Ini semua menunjukkan bahwa logika tidak hanya merupakan suatu ilmu (science),
tetapi juga suatu seni (art). Dengan kata lain, logika tidak hanya menyangkut soal
pengetahuan, melainkan juga soal kemampuan atau ketrampilan. Kedua aspek ini
berkaitan erat satu sama lain. Pengetahuan mengenai metode-metode dan prinsip-
prinsip berpikir harus dimiliki bila seseorang ingin melatih kemampuannya dalam
berpikir; sebaliknya, seseorang hanya bisa mengembangkan keterampilannya dalam
berpikir bila ia sudah menguasai metode-metode dan prinsip-prinsip berpikir.
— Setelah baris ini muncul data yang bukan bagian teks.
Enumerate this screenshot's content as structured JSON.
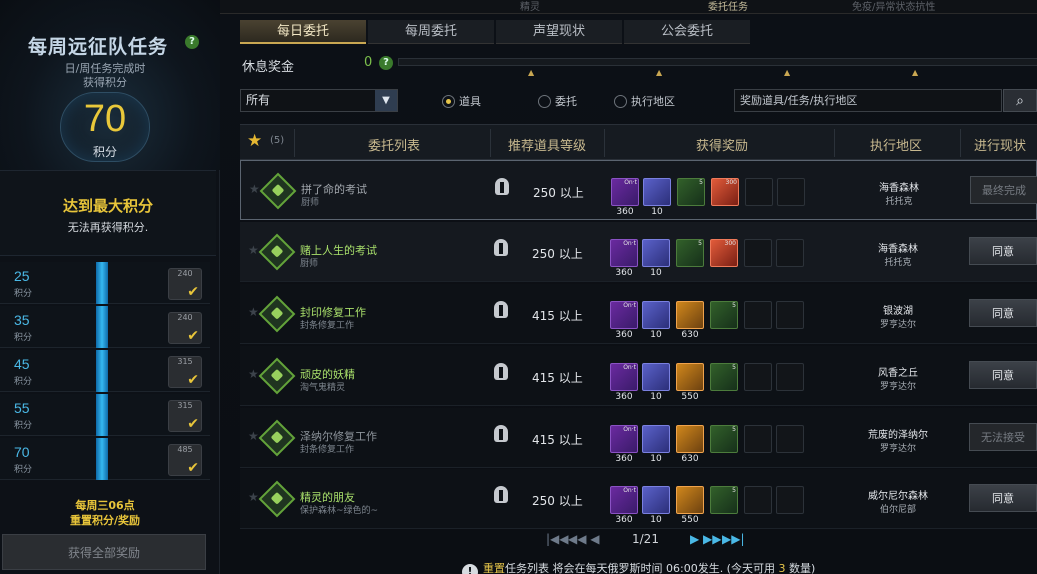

Sebagai sarana berpikir ilmiah, logika mengarahkan manusia untuk berpikir
dengan benar sesuai dengan kaidah-kaidah berpikir yang benar. Dengan logika
manusia dapat berpikir dengan sistematis dan dapat dipertanggungjawabkan
kebenarannya. Jika ingin melakukan kegiatan berpikir dengan benar maka harus
menggunakan kaidah-kaidah berpikir yang logis. Dengan logika dapat dibedakan
antara proses berpikir yang benar dan proses berpikir yang salah. Menurut Susanto
(2011:146), ada tiga aspek penting dalam memahami logika, agar mempunyai
pengertian tentang penalaran yang merupakan suatu bentuk pemikiran, yaitu
pengertian, proposisi, dan penalaran. Pengertian merupakan tanggapan atau

4
gambaran yang dibentuk oleh akal budi tentang kenyataan yang dipahami, atau
merupakan hasil pengetahuan manusia mengenai realitas. Proposisi atau pernyataan
adalah rangkaian dari pengertian-pengertian yang dibentuk oleh akal budi atau
merupakan pernyataan mengenai hubungan yang terdapat di antara dua buah term.
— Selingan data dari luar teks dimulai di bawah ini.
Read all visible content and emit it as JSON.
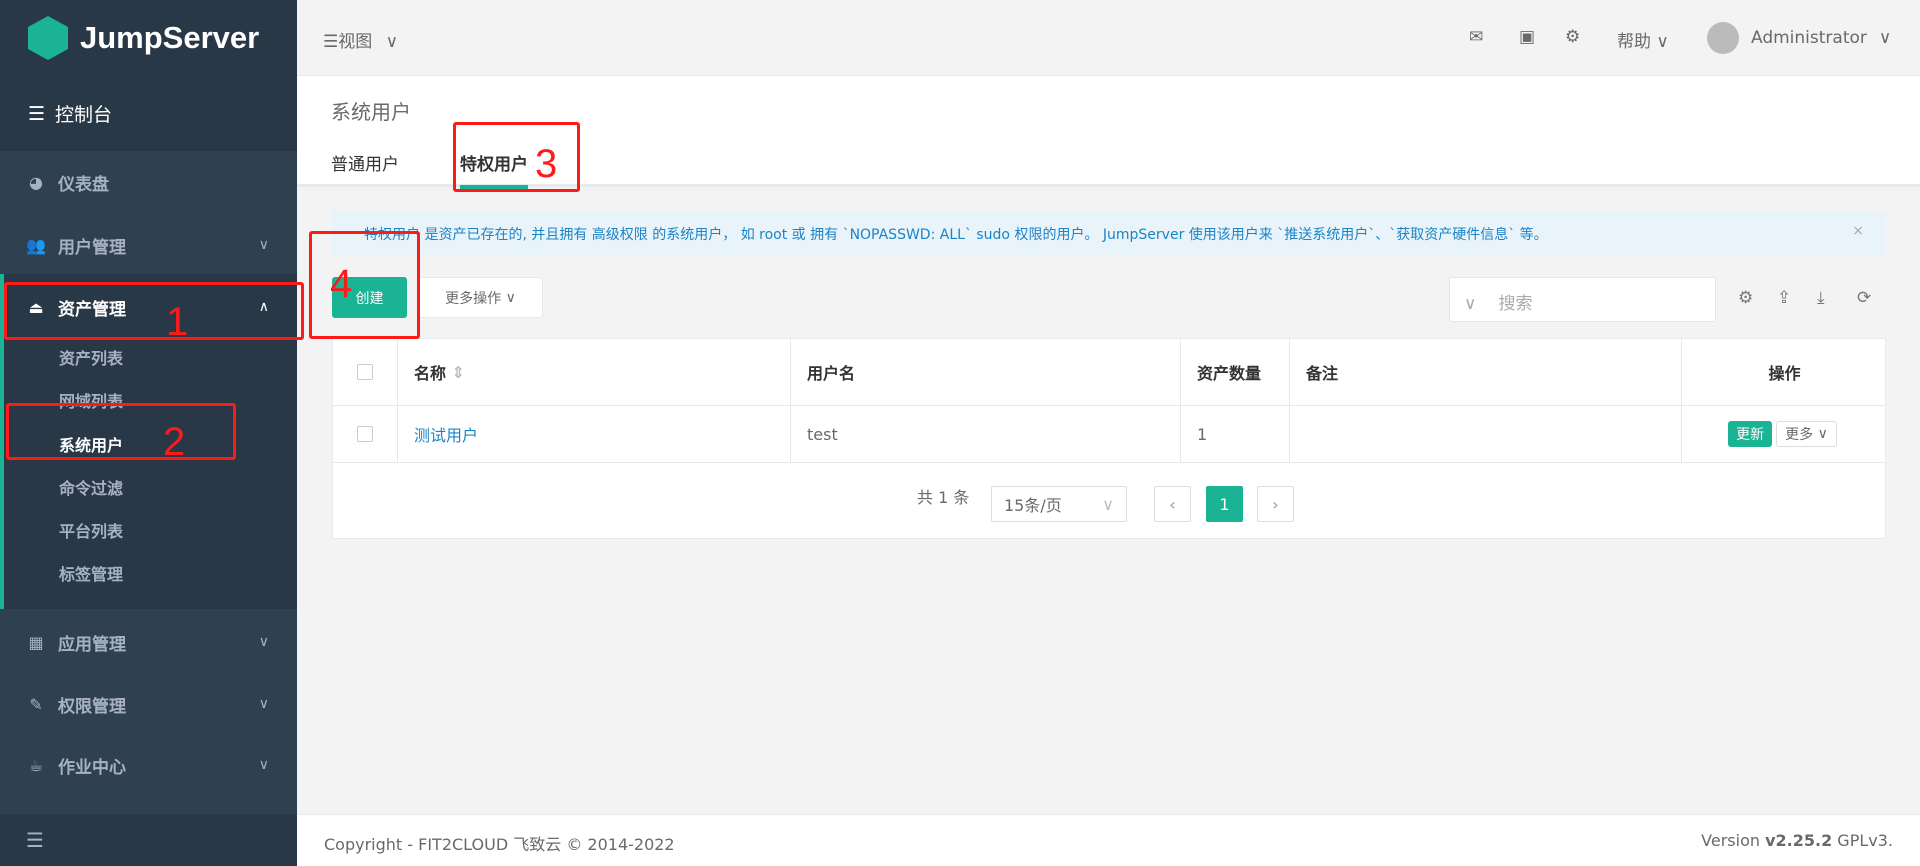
{
  "brand": "JumpServer",
  "sidebar": {
    "console": "控制台",
    "items": [
      {
        "label": "仪表盘",
        "icon": "dashboard-icon"
      },
      {
        "label": "用户管理",
        "icon": "users-icon"
      },
      {
        "label": "资产管理",
        "icon": "inbox-icon"
      },
      {
        "label": "应用管理",
        "icon": "grid-icon"
      },
      {
        "label": "权限管理",
        "icon": "edit-icon"
      },
      {
        "label": "作业中心",
        "icon": "coffee-icon"
      }
    ],
    "sub_items": [
      "资产列表",
      "网域列表",
      "系统用户",
      "命令过滤",
      "平台列表",
      "标签管理"
    ]
  },
  "topbar": {
    "view": "视图",
    "help": "帮助",
    "user": "Administrator"
  },
  "page": {
    "title": "系统用户",
    "tabs": [
      "普通用户",
      "特权用户"
    ]
  },
  "alert": {
    "text": "特权用户 是资产已存在的, 并且拥有 高级权限 的系统用户， 如 root 或 拥有 `NOPASSWD: ALL` sudo 权限的用户。 JumpServer 使用该用户来 `推送系统用户`、`获取资产硬件信息` 等。",
    "close": "×"
  },
  "toolbar": {
    "create": "创建",
    "more": "更多操作",
    "search_placeholder": "搜索"
  },
  "table": {
    "headers": [
      "名称",
      "用户名",
      "资产数量",
      "备注",
      "操作"
    ],
    "rows": [
      {
        "name": "测试用户",
        "username": "test",
        "count": "1",
        "remark": "",
        "update": "更新",
        "more": "更多"
      }
    ]
  },
  "pagination": {
    "total": "共 1 条",
    "page_size": "15条/页",
    "current": "1"
  },
  "footer": {
    "copyright": "Copyright - FIT2CLOUD 飞致云 © 2014-2022",
    "version_prefix": "Version ",
    "version": "v2.25.2",
    "license": " GPLv3."
  },
  "annotations": [
    "1",
    "2",
    "3",
    "4"
  ]
}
Penalaran adalah suatu proses berpikir yang menghasilkan pengetahuan. Keberadaan
ketiga aspek tersebut sangat penting dalam memahami logika. Dimulai dari
membentuk gambaran tentang obyek yang dipahami, kemudian merangkainya
menjadi sebuah hubungan antar obyek, dan terakhir melakukan proses berpikir yang
benar untuk menghasilkan pengetahuan. Tiga aspek dalam logika tersebut harus
dipahami secara bersama-sama bagi siapapun yang hendak memahami dan
melakukan kegiatan ilmiah. Tanpa melalui ketiga proses aspek logika tersebut,
manusia akan sulit memperoleh dan menghasilkan kegiatan ilmiah yang benar.
Aristoteles merupakan seorang filsuf yang pertama mengemukakan mengenai
logika. Logika Aristoteles ini, menurut Immanuel Kant, 21 abad kemudian, tidak
mengalami perubahan sedikit pun, baik penambahan maupun pengurangan.
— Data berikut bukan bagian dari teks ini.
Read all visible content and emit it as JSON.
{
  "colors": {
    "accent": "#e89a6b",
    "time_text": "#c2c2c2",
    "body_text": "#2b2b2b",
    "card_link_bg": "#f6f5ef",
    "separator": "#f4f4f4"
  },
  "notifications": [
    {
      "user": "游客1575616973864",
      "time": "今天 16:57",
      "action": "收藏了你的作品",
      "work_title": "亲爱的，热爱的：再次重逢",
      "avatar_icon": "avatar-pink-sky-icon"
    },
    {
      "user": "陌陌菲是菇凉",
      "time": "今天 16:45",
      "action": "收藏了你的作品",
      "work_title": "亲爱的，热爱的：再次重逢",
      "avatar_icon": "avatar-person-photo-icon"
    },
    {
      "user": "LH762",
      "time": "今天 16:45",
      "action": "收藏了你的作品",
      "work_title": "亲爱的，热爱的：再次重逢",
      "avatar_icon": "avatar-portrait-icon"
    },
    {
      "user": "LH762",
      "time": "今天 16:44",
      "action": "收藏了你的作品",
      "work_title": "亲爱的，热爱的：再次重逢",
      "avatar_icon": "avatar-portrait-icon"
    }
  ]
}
Aristoteles memerkenalkan dua bentuk logika yang sekarang kita kenal dengan
istilah deduksi dan induksi. Logika deduksi, dikenal juga dengan nama silogisme,
adalah menarik kesimpulan dari pernyataan umum atas hal yang khusus. Contoh
terkenal dari silogisme adalah: Semua manusia akan mati (pernyataan umum, premis
mayor); penyataan manusia (pernyataan antara, premis minor); dan pernyataan akan
mati (kesimpulan, konklusi) Logika induksi adalah kebalikan dari deduksi, yaitu
menarik kesimpulan dari pernyataan-pernyataan yang bersifat khusus menuju
pernyataan umum. Contoh: pernyataan adalah manusia, dan ia mati (pernyataan
khusus); Muhammad, Asep, dll adalah manusia, dan semuanya mati (pernyataan
antara); dan Semua manusia akan mati (kesimpulan). Pada akhirnya Logika induktif
adalah cara penarikan kesimpulan dari kasus-kasus individual nyata menjadi
kesimpulan yang bersifat umum dan rasional. Logika deduktif adalah cara penarikan
kesimpulan dari hal-hal yang bersifat umum rasional menjadi kasus-kasus yang
bersifat khusus sesuai fakta di lapangan (Sumarna). Kedua jenis logika berpikir
tersebut bukanlah dua kutub yang saling berlawanan dan saling menjatuhkan. Kedua
jenis logika berpikir tersebut merupakan dua buah sarana yang saling melengkapi,
maksudnya suatu ketika logika induktif sangat dibutuhkan dan harus digunakan

5
untuk memecahkan suatu masalah, dan pada saat lain yang tidak dapat menggunakan
logika induktif untuk memecahkan masalah maka dapat digunakan logika deduktif.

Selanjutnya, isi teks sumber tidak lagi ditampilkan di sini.